Strategic advantage Is shifting
The new frontier is no longer access to models. It’s the ability to build agentic infrastructure that is:
Secure by design
Contextually grounded
Observable
Able to learn and reason in enterprise-specific domains
Enterprises that succeed here will not just improve efficiency. They will reshape their operating model. AI will cease to be a support function and become a core capability, embedded in strategy, delivery, and governance.
In short, the winners of the next decade will not be those who “adopt AI,” but those who re-architect their organisations to think with it.
From pilot to platform
The shift to agentic AI is not a technical upgrade.

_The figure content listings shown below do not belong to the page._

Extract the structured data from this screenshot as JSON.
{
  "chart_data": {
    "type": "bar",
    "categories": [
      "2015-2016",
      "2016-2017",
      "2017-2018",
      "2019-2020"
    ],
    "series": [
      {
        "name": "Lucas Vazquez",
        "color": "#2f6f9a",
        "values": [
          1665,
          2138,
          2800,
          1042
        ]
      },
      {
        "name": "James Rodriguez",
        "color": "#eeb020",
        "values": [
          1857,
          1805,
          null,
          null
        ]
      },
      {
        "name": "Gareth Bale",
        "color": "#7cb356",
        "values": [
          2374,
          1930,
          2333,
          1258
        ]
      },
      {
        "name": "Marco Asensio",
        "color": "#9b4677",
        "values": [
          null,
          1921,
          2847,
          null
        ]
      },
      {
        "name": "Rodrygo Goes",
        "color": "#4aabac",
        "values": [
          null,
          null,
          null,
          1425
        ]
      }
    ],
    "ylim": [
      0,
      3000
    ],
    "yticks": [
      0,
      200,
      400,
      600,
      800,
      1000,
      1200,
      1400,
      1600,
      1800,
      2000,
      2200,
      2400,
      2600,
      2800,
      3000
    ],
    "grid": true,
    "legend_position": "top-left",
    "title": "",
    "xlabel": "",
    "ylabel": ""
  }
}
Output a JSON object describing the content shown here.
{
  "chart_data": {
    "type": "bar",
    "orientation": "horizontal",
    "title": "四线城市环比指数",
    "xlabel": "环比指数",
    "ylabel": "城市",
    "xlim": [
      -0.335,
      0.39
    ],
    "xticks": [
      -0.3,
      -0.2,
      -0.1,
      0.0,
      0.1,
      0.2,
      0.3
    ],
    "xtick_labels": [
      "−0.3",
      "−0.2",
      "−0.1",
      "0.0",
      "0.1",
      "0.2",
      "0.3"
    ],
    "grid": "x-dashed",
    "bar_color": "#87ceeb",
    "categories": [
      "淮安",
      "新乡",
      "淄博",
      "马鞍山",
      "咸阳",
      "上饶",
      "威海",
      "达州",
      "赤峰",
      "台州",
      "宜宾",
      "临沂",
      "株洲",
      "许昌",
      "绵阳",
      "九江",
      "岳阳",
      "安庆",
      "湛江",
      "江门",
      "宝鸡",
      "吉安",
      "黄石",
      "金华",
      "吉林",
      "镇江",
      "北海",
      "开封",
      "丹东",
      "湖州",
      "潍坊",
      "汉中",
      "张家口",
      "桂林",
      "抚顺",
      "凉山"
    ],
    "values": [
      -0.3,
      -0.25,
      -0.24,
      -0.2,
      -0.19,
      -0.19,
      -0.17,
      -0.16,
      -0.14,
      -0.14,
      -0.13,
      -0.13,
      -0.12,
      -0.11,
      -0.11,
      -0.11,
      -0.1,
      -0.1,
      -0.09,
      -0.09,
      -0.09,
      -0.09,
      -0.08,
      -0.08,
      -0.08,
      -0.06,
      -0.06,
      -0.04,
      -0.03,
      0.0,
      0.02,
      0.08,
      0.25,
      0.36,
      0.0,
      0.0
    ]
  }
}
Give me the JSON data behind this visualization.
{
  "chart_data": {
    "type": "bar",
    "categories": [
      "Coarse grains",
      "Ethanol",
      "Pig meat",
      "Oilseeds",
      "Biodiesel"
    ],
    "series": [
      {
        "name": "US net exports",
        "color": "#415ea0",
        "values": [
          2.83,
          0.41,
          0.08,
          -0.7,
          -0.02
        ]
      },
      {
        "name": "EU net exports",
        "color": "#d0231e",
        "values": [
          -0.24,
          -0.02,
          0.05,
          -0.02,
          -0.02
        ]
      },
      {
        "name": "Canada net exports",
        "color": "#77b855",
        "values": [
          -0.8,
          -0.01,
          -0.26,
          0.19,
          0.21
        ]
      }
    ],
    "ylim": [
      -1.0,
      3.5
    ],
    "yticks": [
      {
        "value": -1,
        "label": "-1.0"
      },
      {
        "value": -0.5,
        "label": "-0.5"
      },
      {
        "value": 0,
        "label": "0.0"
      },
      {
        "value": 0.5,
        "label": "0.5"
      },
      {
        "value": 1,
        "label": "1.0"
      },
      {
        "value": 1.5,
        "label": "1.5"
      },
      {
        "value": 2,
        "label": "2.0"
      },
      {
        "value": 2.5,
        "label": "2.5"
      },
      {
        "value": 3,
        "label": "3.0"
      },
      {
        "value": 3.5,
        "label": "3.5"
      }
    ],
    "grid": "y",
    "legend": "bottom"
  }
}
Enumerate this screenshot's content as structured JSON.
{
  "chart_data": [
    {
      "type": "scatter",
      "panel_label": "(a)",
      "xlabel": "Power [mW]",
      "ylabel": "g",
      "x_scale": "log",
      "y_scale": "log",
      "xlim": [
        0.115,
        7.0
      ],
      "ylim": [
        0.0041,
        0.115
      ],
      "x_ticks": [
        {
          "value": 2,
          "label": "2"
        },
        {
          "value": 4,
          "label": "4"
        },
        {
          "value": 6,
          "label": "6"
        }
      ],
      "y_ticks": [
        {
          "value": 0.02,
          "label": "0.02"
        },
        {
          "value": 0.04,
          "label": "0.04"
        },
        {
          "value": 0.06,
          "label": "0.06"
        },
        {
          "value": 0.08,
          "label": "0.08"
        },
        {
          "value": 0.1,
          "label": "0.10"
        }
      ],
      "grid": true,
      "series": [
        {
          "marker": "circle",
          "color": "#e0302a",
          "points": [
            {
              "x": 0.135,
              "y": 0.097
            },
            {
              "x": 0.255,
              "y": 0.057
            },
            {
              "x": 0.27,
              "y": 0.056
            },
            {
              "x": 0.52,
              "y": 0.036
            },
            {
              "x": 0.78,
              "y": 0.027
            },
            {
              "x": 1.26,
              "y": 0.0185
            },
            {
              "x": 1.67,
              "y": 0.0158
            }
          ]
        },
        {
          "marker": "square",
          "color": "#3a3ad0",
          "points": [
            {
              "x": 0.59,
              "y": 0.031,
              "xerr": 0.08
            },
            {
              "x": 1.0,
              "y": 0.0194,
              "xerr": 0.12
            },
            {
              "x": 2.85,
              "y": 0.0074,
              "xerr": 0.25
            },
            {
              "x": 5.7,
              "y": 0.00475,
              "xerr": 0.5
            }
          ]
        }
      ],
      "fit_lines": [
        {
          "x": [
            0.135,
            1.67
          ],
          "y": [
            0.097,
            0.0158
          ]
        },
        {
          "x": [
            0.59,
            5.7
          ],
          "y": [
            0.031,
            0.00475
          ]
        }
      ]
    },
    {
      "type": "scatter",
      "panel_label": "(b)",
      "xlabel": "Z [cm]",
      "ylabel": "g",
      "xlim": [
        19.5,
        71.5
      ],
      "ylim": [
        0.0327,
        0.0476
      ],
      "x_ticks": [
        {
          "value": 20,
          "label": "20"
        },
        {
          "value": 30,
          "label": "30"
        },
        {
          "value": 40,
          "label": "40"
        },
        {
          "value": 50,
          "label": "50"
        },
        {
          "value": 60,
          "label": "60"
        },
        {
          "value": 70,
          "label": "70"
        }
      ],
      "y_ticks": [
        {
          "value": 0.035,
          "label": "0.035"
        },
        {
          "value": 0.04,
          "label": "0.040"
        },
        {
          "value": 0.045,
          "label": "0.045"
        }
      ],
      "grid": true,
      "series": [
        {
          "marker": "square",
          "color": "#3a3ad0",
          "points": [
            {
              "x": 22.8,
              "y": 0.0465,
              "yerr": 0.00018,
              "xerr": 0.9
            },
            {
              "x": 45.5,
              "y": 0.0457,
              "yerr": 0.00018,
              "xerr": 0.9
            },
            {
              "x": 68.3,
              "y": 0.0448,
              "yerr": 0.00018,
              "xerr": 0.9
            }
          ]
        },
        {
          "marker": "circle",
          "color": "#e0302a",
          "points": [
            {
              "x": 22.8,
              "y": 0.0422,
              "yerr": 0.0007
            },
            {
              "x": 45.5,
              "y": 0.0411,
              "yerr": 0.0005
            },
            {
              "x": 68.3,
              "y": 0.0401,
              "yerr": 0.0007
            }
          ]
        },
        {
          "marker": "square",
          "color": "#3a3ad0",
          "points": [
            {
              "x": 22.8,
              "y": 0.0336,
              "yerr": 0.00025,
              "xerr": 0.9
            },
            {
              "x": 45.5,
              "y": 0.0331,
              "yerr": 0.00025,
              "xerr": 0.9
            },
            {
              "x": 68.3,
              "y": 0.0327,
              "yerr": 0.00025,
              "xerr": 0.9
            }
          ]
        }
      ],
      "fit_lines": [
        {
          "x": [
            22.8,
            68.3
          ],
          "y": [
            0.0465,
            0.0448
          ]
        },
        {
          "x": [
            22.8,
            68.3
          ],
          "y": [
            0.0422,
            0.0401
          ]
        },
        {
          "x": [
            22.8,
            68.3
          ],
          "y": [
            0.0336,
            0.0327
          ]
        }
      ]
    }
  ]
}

Similar to the pivot from monolith to MACH, it’s a strategic transformation. Whether you’re at the beginning or already piloting multi-agent systems, now is the moment to ask:
Key questions for leadership teams
Are we building tools or enabling intelligence?
Do we treat AI as a project, or as a platform for transformation?
Where in our organisation would persistent, reasoning agents deliver the highest leverage?
First steps by maturity level
Calculator/Assistant: Build a central knowledge infrastructure (vector DBs, document pipelines). Begin capturing usage data to identify repeatable patterns.
Analyst: Introduce tool use and reasoning chains. Establish observability for agent workflows and model quality.
Collaborator/Colleague: Formalise memory, governance, and agent lifecycles. Align incentives and metrics to support human–AI collaboration.
Why act now?
The window for strategic differentiation is shrinking. Foundation models are commoditising. What will remain defensible is how you orchestrate them: the workflows, the knowledge, the decisions.
You don’t need to build everything at once. But you do need to start with intent. You need to design for the organisation you want to become.